When depression occurs alongside another unrelated disease, psychological or physical, it is referred to as comorbid depression.

Dealing with Depression and Disease 

Comorbidity is common with depressive disorders such as major depression, anxiety, bipolar disease or post-traumatic stress disorder. Depression also coexists with conditions such as heart disease and diabetes. 

Comorbid MDD and Anxiety 

When major depressive disorder (MDD) and anxiety occur together, the functionality of a person is severely affected. According to a research paper published in the Journal of Clinical Psychiatry, the risk of suicide in patients suffering from MDD is estimated to be 7.9%. However, when present with comorbid anxiety, the risk increased to 19.8%. This statistic alone is enough to show how important it becomes to seek treatment when both the conditions manifest themselves together. Another study indicates that depression and anxiety comorbidity may lead to a slower rate of recovery and a higher rate of relapse. 

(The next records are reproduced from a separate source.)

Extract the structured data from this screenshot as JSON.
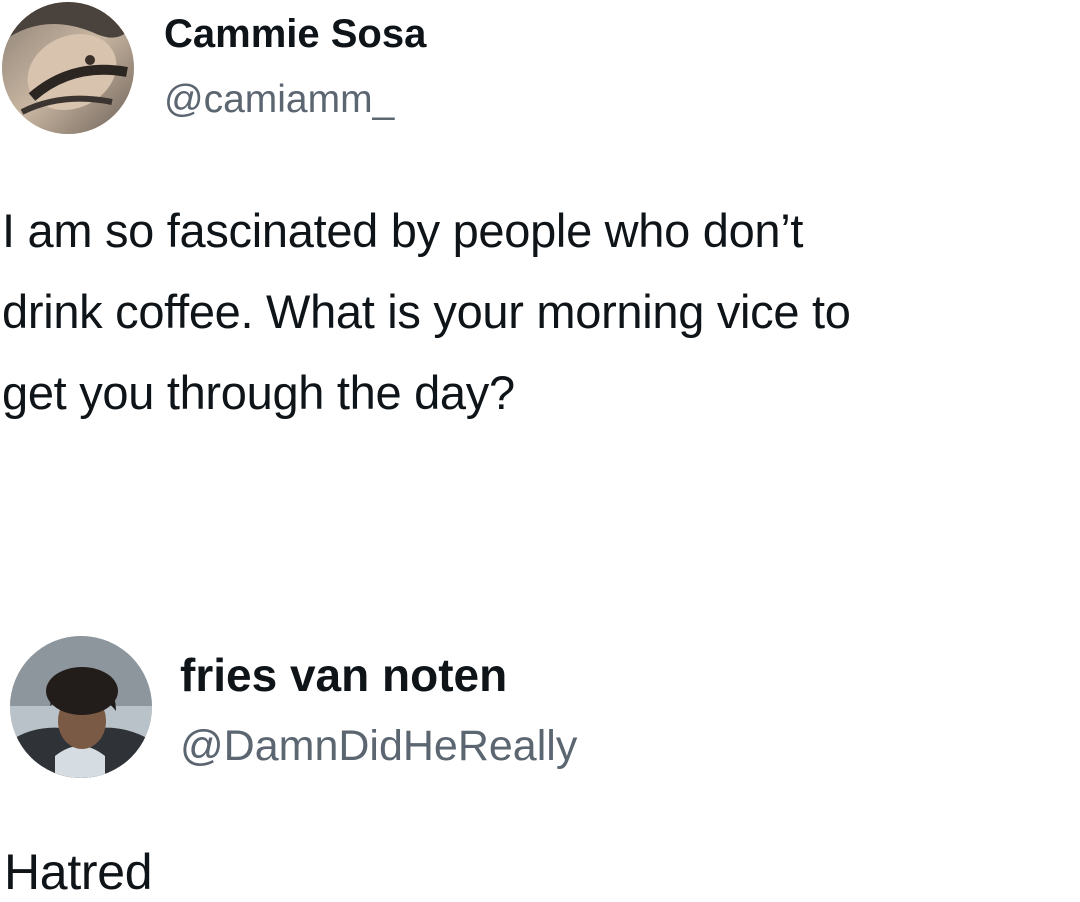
{
  "original_post": {
    "author": {
      "display_name": "Cammie Sosa",
      "handle": "@camiamm_",
      "avatar_icon": "profile-photo"
    },
    "text_lines": [
      "I am so fascinated by people who don’t",
      "drink coffee. What is your morning vice to",
      "get you through the day?"
    ]
  },
  "reply_post": {
    "author": {
      "display_name": "fries van noten",
      "handle": "@DamnDidHeReally",
      "avatar_icon": "profile-photo"
    },
    "text": "Hatred"
  }
}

Comorbid Depression and Schizophrenia 

Many people who have schizophrenia also experience comorbid depression. However, there is much debate on whether this can be classified as comorbidity or whether depressive symptoms are just part of the overall symptom map of schizophrenia. 

Comorbid Depression and Heart Disease 

There is a lot of speculation about the link between heart disease and depression. It is thought that depressive symptoms might actually increase the risk for developing coronary heart disease more than passive smoking, though less than active smoking. SSRIs are now considered safe in treating comorbid depression in people who have also developed heart disease. 

Comorbid Depression and Diabetes Mellitus 

Although the relationship between depression and diabetes mellitus is not as pronounced as that with heart disease, 10 – 20% of people who have diabetes suffer from depression; the percentage is higherif they have a history of depression prior to the development of diabetes. Cognitive behavioral therapy (CBT) may be a very helpful managing tool in this case. 

Whichever disease manifests itself along with depression, it is very important that you seek immediate treatment for both conditions. Many healthcare providers may recommend a mix of antidepressants and psychotherapy to combat depression. In the case that depression is comorbid with a physical illness, other medications may also be prescribed to treat the illness.